Während die Bevölkerung in abgedunkelten Räumen auf der Couch liegt, laufen täuschend ähnliche Surrogate durch den Alltag. Und diese schicken Roboterkopien können alles besser, schneller und länger als Menschen, vom Laufen bis zum Sex.
Ein brutaler Mord sorgt allerdings für Aufruhr im künstlichen Paradies. Bruce Willis in seiner Standardrolle als knochenharter Cop soll den Täter finden, zunächst als Surrogat, aber bald schon muss das abgekämpfte Original den Hintern hochbewegen. Und natürlich legt sich der alte Actionveteran mit den gestreamlineden Androiden an.
Walt Disney
"Surrogates" ist dann am besten, wenn er unserer Facebook-Gesellschaft sarkastisch den Spiegel vorhält und die armseligen und einsamen Besitzer hinter den Surrogaten zeigt, mit ihren müden Augen und ihrer schlechten Haut.
Aber Jonathan Mostow verrennt sich schließlich in einen vorhersehbaren Kulturpessimismus, der weit hinter die erwähnten Mensch-Maschinen-Symbiose-Streifen zurückfällt und am liebsten die Technologie als Ganzes abschaffen würde.
So bleibt "Surrogates", obwohl er sich um scheinbar mehr Realitätsbezug bemüht als das Fantasymärchen "Avatar", nur eine altbackene und etwas muffige Mischung aus Blockbuster und Belehrung.
James Cameron ist da ungleich weiter, indem er sich auf keinen simplen Standpunkt einlässt, sondern bewusst die Ambivalenz, die Widersprüchlichkeit, die Zerrissenheit zelebriert. Er macht selbst Virtual-Reality-Skeptiker wie meine Wenigkeit süchtig nach der Simulation, gleichzeitig zeigt er die Entfremdung, die uns in der Hi-Tech-Zukunft erwartet.

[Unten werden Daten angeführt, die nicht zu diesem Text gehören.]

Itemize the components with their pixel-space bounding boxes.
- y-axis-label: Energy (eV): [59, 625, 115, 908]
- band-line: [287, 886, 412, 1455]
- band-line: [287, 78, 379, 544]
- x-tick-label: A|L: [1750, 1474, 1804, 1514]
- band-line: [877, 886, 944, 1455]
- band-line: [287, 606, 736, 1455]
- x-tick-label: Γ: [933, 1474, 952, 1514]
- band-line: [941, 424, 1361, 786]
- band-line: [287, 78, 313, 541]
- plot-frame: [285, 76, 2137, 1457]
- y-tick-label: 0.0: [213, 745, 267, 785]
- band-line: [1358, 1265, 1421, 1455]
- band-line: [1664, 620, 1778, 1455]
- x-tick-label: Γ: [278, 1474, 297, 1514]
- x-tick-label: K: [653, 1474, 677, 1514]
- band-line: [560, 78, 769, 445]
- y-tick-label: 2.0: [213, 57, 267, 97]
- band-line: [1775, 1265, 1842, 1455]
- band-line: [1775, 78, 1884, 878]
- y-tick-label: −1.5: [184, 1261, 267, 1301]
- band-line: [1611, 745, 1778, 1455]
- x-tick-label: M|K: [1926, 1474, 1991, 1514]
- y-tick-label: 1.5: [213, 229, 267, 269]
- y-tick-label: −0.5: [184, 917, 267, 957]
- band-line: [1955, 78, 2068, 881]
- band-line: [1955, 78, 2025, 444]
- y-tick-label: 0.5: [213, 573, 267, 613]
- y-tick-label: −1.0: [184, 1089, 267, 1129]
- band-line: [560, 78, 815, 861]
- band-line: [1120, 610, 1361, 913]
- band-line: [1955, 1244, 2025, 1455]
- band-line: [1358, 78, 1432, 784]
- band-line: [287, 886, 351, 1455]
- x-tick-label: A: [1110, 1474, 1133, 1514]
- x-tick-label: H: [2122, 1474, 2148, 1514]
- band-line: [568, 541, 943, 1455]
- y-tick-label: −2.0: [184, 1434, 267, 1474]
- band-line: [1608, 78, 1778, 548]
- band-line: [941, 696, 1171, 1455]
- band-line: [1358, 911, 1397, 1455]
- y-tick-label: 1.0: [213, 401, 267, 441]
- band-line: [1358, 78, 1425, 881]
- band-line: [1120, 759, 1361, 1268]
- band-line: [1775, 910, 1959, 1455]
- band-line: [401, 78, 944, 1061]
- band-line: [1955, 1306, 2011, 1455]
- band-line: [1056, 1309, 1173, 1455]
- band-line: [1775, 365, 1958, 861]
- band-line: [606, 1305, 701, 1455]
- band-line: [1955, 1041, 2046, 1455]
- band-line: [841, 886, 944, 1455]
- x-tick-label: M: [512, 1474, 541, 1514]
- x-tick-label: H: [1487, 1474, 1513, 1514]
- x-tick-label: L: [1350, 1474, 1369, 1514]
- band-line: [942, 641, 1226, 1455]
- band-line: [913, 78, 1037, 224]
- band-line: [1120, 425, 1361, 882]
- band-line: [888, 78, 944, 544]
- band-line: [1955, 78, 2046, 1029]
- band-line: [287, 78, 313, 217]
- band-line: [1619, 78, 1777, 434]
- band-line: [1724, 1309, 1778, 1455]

Wenn man, wie es mir erging, glückselig aus dem Kino taumelt, überwältigt von Pixelromantik und Erdverbundenheit von der Festplatte, von einer Feier der Natur mit den Mitteln der absoluten Künstlichkeit, dann bleibt trotzdem eine seltsame Wehmut zurück. Wer auf dem Planeten Pandora wohnen will, muss seinen Körper aufgeben. Und das, prophezeit uns Mr. Cameron, werden wir wohl alle irgendwann tun.